Footsteps crunched on the gravel. Alexei slipped in behind the wheel, his mind a blank once more, his heart in his mouth, his body ready to go through the familiar motions and propel the heavy black car against the half-open door… But the sounds outside resolved themselves into an unthreatening sequence: the clink of a bunch of keys, the creaking of hinges, departure.

Stopping at a crossroads, he realized that he had only once had occasion to drive outside Moscow: to take Lera to the dacha in Bor.

In the car he found a bunch of road maps, including one of the region in the Ukraine where his aunt lived. There was a jacket and an old cap lying on the back seat. He put them on and later noticed how much this garb facilitated his passage at militia checkpoints. Thanks, in particular, to the cap, he looked like a chauffeur in a hurry to reach the home of a high-ranking person.

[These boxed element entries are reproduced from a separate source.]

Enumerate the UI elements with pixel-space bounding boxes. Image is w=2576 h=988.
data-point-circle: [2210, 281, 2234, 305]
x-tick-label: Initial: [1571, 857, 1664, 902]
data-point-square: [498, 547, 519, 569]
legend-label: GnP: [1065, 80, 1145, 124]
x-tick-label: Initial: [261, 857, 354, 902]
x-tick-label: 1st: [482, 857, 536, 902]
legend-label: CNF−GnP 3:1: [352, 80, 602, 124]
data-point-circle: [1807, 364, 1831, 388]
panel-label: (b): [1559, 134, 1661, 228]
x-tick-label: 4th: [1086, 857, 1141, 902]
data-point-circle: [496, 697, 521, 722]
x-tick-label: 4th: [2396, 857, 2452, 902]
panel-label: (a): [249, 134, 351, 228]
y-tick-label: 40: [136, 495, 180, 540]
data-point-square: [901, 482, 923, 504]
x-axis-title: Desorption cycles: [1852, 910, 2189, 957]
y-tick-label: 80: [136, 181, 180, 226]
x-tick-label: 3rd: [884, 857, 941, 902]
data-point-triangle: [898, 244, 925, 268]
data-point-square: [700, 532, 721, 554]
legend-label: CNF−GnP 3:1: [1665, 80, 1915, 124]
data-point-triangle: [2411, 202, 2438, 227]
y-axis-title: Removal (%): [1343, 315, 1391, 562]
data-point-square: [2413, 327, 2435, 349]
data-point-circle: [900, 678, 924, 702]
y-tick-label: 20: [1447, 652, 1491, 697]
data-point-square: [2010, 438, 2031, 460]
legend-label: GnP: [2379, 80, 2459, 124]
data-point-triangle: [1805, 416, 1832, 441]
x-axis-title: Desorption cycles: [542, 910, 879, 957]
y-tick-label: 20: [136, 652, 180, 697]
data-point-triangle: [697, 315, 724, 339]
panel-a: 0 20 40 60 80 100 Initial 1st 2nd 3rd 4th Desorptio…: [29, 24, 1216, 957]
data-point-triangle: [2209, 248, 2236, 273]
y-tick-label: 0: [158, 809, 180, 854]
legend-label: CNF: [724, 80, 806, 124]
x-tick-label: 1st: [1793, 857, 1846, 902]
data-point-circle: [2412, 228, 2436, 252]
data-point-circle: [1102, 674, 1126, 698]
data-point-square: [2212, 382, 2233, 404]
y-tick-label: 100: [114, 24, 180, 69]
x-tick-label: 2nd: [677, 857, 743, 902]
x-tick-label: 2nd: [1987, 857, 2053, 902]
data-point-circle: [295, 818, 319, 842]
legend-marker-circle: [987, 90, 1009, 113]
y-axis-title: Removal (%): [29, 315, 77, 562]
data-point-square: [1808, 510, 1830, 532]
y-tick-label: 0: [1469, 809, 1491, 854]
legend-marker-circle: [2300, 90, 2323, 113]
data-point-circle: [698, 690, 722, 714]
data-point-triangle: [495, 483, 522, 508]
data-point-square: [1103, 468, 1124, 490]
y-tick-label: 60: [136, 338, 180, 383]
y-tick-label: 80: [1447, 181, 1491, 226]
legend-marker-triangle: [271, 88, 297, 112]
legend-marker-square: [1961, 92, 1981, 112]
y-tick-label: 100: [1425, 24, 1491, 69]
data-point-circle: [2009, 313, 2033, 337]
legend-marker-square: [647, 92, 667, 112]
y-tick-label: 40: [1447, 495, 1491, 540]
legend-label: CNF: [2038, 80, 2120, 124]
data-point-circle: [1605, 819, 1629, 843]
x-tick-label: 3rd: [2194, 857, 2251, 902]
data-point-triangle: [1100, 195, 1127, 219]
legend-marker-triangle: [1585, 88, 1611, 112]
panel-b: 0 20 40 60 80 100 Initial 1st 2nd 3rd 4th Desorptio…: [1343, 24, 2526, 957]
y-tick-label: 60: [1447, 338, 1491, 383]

And the farther he got from Moscow, the more the appearance of the big black car commanded respect.

At the end of the second day of his journey, on what was already a country lane, he met an old farm cart being driven by a young peasant who stared open-mouthed at this car appearing in the midst of all these fields. With a strong nasal accent, in a mixture of Russian and Ukrainian, he gave him directions. Alexeï was a dozen miles from his destination.

Before night fell, he drove on farther, then turned off, following a dirt road that plunged into the forest, and stopped when a thick tree trunk barred his way. He ate a whole loaf, bought in a small town he had passed through at noon, felt intoxicated by the food and by the onset of sleep. On all sides the forest seemed endless. He wanted to look at the time, remind himself of the date, as if to have a buoy to cling to amid the ocean of branches and shadows. Lying down on the back seat, he held up his arm to the light filtering through the leaves. It was only half past eight in the evening, May 24.